Le Premier ministre malien Abdallah Maïga a déclaré, lors d’une conférence de presse tenue le premier jour du deuil national décrété à la suite de l’assassinat du ministre de la Défense, le général Sadio Camara, que les attaques coordonnées du 25 avril visaient à « s’emparer du pouvoir » et de démanteler les institutions de l’État, alors que les forces armées poursuivent leurs opérations de ratissage et de repositionnement dans la région de Kidal, au nord du pays.
Maïga a précisé que les attaques qui ont visé plusieurs sites à travers le pays n’étaient pas « de simples actes terroristes isolés », mais qu’elles avaient, selon ses propres termes, un objectif politique consistant à renverser la transition en cours.
Le Premier ministre a déclaré que « l’objectif de l’ennemi était de s’emparer du pouvoir en démantelant les institutions de la République et en mettant fin au processus de transition », soulignant que ces opérations visaient également à « semer la terreur, porter atteinte à la cohésion nationale et affaiblir la volonté de l’État ».

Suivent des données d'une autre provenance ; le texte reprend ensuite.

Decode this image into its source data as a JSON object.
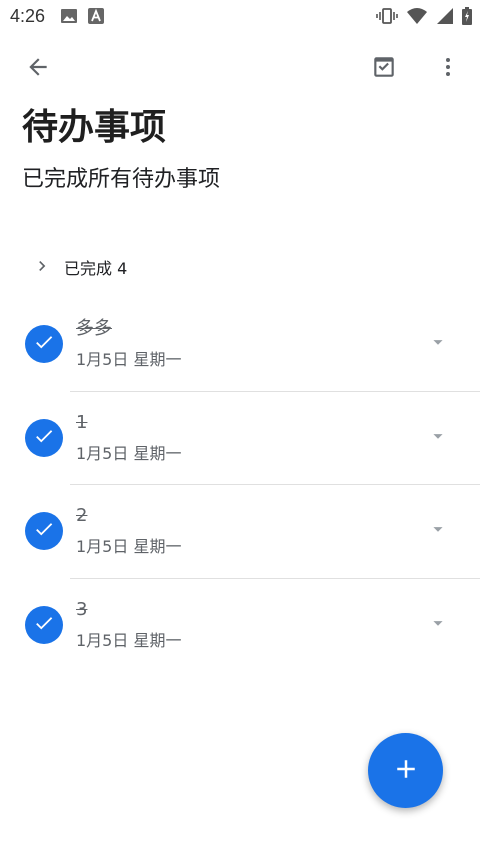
{
  "status_bar": {
    "time": "4:26",
    "left_icons": [
      "image-icon",
      "app-a-icon"
    ],
    "right_icons": [
      "vibrate-icon",
      "wifi-icon",
      "signal-icon",
      "battery-icon"
    ]
  },
  "app_bar": {
    "back_icon": "arrow-back-icon",
    "done_icon": "task-done-icon",
    "more_icon": "more-vert-icon"
  },
  "header": {
    "title": "待办事项",
    "subtitle": "已完成所有待办事项"
  },
  "completed_section": {
    "label": "已完成 4"
  },
  "tasks": [
    {
      "title": "多多",
      "date": "1月5日 星期一"
    },
    {
      "title": "1",
      "date": "1月5日 星期一"
    },
    {
      "title": "2",
      "date": "1月5日 星期一"
    },
    {
      "title": "3",
      "date": "1月5日 星期一"
    }
  ],
  "colors": {
    "accent": "#1a73e8",
    "text_primary": "#202124",
    "text_secondary": "#5f6368",
    "divider": "#e0e0e0"
  }
}
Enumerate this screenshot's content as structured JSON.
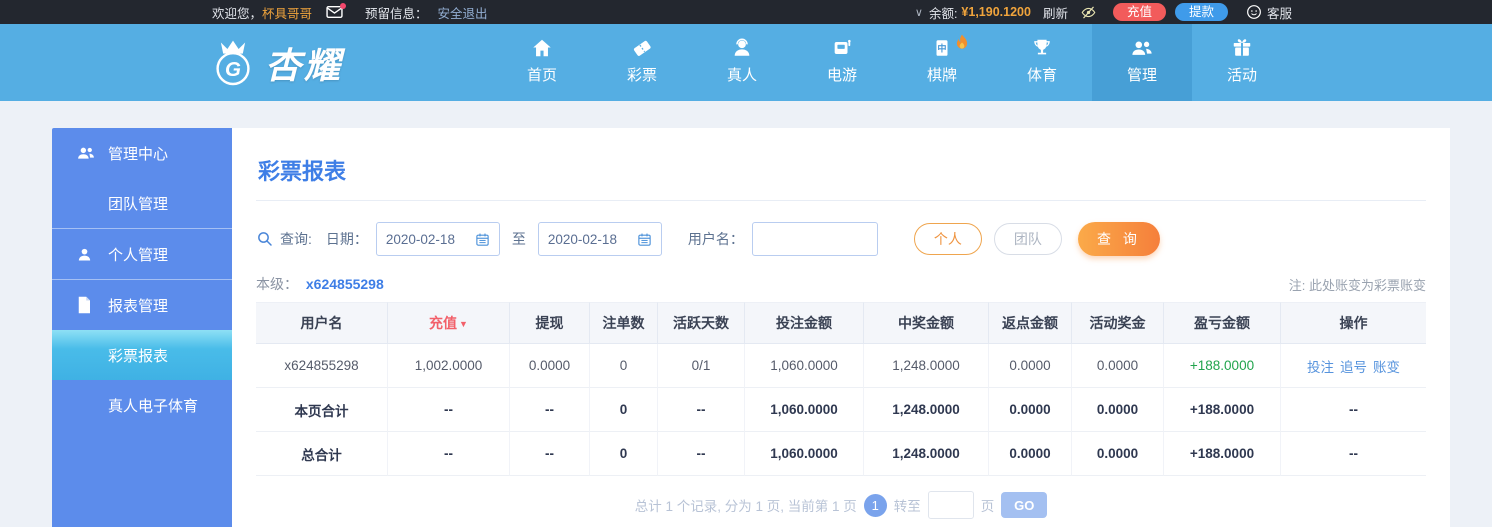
{
  "icons": {
    "chevron_down": "∨",
    "sort_desc": "▼",
    "mahjong_char": "中",
    "brand_badge": "G"
  },
  "colors": {
    "nav_bg": "#55aee3",
    "nav_active": "#479fd6",
    "sidebar_bg": "#5c8ceb",
    "accent_blue": "#3e7ee6",
    "active_cyan": "#45bbe9",
    "orange_btn": "#f58a3c",
    "recharge_red": "#f25b5b",
    "withdraw_blue": "#3f9bea",
    "profit_green": "#21a44d",
    "balance_orange": "#f0a43c"
  },
  "topbar": {
    "welcome_prefix": "欢迎您，",
    "username": "杯具哥哥",
    "reserved_label": "预留信息：",
    "logout_label": "安全退出",
    "balance_label": "余额:",
    "balance_value": "¥1,190.1200",
    "refresh_label": "刷新",
    "recharge_label": "充值",
    "withdraw_label": "提款",
    "service_label": "客服"
  },
  "nav": {
    "brand": "杏耀",
    "items": [
      {
        "label": "首页"
      },
      {
        "label": "彩票"
      },
      {
        "label": "真人"
      },
      {
        "label": "电游"
      },
      {
        "label": "棋牌"
      },
      {
        "label": "体育"
      },
      {
        "label": "管理",
        "active": true
      },
      {
        "label": "活动"
      }
    ]
  },
  "sidebar": {
    "items": [
      {
        "label": "管理中心"
      },
      {
        "label": "团队管理"
      },
      {
        "label": "个人管理"
      },
      {
        "label": "报表管理"
      },
      {
        "label": "彩票报表",
        "active": true
      },
      {
        "label": "真人电子体育"
      }
    ]
  },
  "main": {
    "title": "彩票报表",
    "search": {
      "query_label": "查询:",
      "date_label": "日期：",
      "date_from": "2020-02-18",
      "to_label": "至",
      "date_to": "2020-02-18",
      "username_label": "用户名：",
      "username_value": "",
      "personal_btn": "个人",
      "team_btn": "团队",
      "query_btn": "查 询"
    },
    "level_label": "本级：",
    "level_value": "x624855298",
    "note": "注: 此处账变为彩票账变",
    "table": {
      "headers": [
        "用户名",
        "充值",
        "提现",
        "注单数",
        "活跃天数",
        "投注金额",
        "中奖金额",
        "返点金额",
        "活动奖金",
        "盈亏金额",
        "操作"
      ],
      "rows": [
        {
          "cells": [
            "x624855298",
            "1,002.0000",
            "0.0000",
            "0",
            "0/1",
            "1,060.0000",
            "1,248.0000",
            "0.0000",
            "0.0000",
            "+188.0000"
          ],
          "ops": [
            "投注",
            "追号",
            "账变"
          ]
        },
        {
          "cells": [
            "本页合计",
            "--",
            "--",
            "0",
            "--",
            "1,060.0000",
            "1,248.0000",
            "0.0000",
            "0.0000",
            "+188.0000"
          ],
          "ops_text": "--"
        },
        {
          "cells": [
            "总合计",
            "--",
            "--",
            "0",
            "--",
            "1,060.0000",
            "1,248.0000",
            "0.0000",
            "0.0000",
            "+188.0000"
          ],
          "ops_text": "--"
        }
      ]
    },
    "pagination": {
      "summary": "总计 1 个记录, 分为 1 页, 当前第 1 页",
      "current_page": "1",
      "goto_label": "转至",
      "page_label": "页",
      "go_btn": "GO"
    }
  }
}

Maïga a ajouté que la riposte militaire rapide avait permis de maîtriser la situation, saluant ce qu’il a qualifié de « sacrifices des forces armées et des forces de sécurité », sous la direction du chef de la transition, le général Assimi Goïta, selon ses propres termes.
Il a affirmé que les opérations militaires avaient permis de « neutraliser des centaines de combattants » dans différentes régions du pays, a-t-il déclaré.
Malgré cela, le Premier ministre a reconnu que la nature asymétrique des menaces exigeait une « adaptation permanente » du dispositif sécuritaire et militaire, ajoutant que tirer les leçons des attaques du 25 avril était une « nécessité urgente » pour renforcer l’efficacité des opérations futures.
Dans le même contexte, le chef d’état-major de l’armée malienne, le général Oumar Diara, avait annoncé auparavant que plus de 200 combattants avaient été « neutralisés » lors d’attaques simultanées visant plusieurs villes, dont Kidal, Gao, Mopti, Sévaré, Bamako et Kati.
Diara a fait état d’un redéploiement des forces dans la région de Kidal, certaines unités ayant été repositionnées à Anifis, tout en maintenant la présence de l’armée dans la région.
De son côté, la force russe « Corps d’Afrique » a annoncé s’être retirée de Kidal en coordination avec l’armée malienne, dans le cadre d’une décision prise conjointement avec les autorités, après l’évacuation des blessés et le transfert du matériel lourd.
Le groupe « Soutien de l’islam et des musulmans », lié à Al-Qaïda, et le Front de libération de l’Azawad ont revendiqué la responsabilité de ces attaques, dans un nouveau dégagement du conflit dans le nord du Mali.
À la fin de ses déclarations, Maiga a appelé à l’unité nationale et a rejeté ce qu’il a qualifié d’« influences extérieures », affirmant que « la lutte de l’État contre le terrorisme se poursuivra jusqu’à son éradication totale et la construction d’un nouveau Mali ».